I remember watching movies as a youngster and hearing the word “sanctuary” used when people were seeking refuge – safety. I wonder as I write this if that was not part of my love of entering a church. My safe place. Gods house.
I have to admit I was disturbed to learn recently that our church now provides live viewing of mass via a personal log in on your home computer. Why does this bother me? For one thing, our archdioceses offered televised mass that is recorded at a studio. People know the camera is on them and they are being filmed. Not so where I attend Mass, unless people visit the website.
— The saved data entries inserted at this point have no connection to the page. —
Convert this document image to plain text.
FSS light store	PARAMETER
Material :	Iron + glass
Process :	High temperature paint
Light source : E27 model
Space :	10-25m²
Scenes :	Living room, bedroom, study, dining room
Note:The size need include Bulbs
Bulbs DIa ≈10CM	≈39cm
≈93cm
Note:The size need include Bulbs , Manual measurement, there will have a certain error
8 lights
For myself, my relationship with God is very intimate. When I enter my church it is one of my free / safe zones with my Lord. Suddenly my Sanctuary, my place of peace, quiet – sitting there alone with God – is no longer alone. You see, I realize if they are filming us at Mass, they most likely are also using the camera as a part of a security system so those times I have stopped in for some private moments with my Lord – have most likely been watched.
I realize, this is not only my church – perhaps all of them now. We are no longer alone with God. A church is no longer a true Sanctuary where you can feel alone in Him. Praying quietly, tears flowing or laughter with a friend before Mass . . . Big brother is now watching.
I suppose we should not be surprised, shocked or bothered – but I am. My relationship with God the most precious relationship I can have. For myself, I know without that relationship there is no me and there can be no other relationships.
Somehow . . . this seems to taint the beauty, simplicity and openness of our faith journeys.
Who wants to be viewed or taped while having private moments with our Father? How often over the years have I heard – no photo’s please?
I think of how many times over the years I have knelt in prayer before the cross feeling free to pray and talk to my Father, on some occasions tears have flowed freely.
No more. A sacred place that I grew up believing offered sanctuary, has been taken away. Stolen by technology.
I am thankful I have grown past the time in my life where I felt I had to kneel before the cross to pray to find God, in the way that I now know Him. I will still attend Mass. Church is part of my life.
~ Thankfully, we learn with Jesus that our Father is – outside of a church ♥ as he wandered freely to worship and commune with Him, so shall I.
Note to clarify my last paragraph. Jesus wandered in nature, wilderness, mountaintops and the sea to commune with God. I have always known God was with me, but in more recent times I find Him differently. There was a day when I felt I had to be in a church to have that close contemplative relationship with Him. I have now found Him – everywhere.